Concepedia

TLDR

Bacterial lineages form beneficial infections with eukaryotic hosts, and the origins, evolution, and breakdown of these mutualisms—occurring repeatedly throughout history—constitute key evolutionary transitions. The study synthesizes data across bacterial–eukaryote interactions to examine evolutionary events and develops a framework to test hypotheses about the forces shaping bacterial symbiosis. The authors investigate five key evolutionary transitions—origin of bacterial associations, stable maintenance of mutualism, evolution of strict vertical transmission, and breakdown of mutualism—across the bacterial domain and construct a framework to analyze these events.

Abstract

Diverse bacterial lineages form beneficial infections with eukaryotic hosts. The origins, evolution, and breakdown of these mutualisms represent important evolutionary transitions. To examine these key events, we synthesize data from diverse interactions between bacteria and eukaryote hosts. Five evolutionary transitions are investigated, including the origins of bacterial associations with eukaryotes, the origins and subsequent stable maintenance of bacterial mutualism with hosts, the capture of beneficial symbionts via the evolution of strict vertical transmission within host lineages, and the evolutionary breakdown of bacterial mutualism.
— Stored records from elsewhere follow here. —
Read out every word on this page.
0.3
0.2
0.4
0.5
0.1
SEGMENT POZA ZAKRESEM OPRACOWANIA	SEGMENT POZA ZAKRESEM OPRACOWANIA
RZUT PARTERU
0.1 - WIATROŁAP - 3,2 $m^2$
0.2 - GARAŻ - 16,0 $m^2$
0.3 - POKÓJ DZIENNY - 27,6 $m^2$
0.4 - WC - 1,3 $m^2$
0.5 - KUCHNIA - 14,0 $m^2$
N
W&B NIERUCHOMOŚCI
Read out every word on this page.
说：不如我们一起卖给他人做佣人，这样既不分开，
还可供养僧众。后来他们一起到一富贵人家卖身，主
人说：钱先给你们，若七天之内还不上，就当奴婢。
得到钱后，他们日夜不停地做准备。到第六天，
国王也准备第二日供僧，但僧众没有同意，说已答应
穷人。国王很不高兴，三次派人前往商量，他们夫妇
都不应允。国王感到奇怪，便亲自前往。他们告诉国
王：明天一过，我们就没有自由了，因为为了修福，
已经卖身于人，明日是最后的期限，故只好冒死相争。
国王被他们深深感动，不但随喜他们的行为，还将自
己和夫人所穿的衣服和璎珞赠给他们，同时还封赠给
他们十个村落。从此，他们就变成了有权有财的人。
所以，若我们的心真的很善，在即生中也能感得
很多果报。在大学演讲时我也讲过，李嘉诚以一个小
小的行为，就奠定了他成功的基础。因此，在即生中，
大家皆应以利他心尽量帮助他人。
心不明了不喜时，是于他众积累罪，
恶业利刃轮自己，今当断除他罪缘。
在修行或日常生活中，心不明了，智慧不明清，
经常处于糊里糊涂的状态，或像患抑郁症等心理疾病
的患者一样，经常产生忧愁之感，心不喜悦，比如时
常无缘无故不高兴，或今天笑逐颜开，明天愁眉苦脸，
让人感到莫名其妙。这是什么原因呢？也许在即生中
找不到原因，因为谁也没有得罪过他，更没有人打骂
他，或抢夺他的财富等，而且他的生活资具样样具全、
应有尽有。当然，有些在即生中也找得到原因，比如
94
Each of these transitions has occurred many times in the history of bacterial-eukaryote symbiosis. We investigate these evolutionary events across the bacterial domain and also among a focal set of well studied bacterial mutualist lineages. Subsequently, we generate a framework for examining evolutionary transitions in bacterial symbiosis and test hypotheses about the selective, ecological, and genomic forces that shape these events.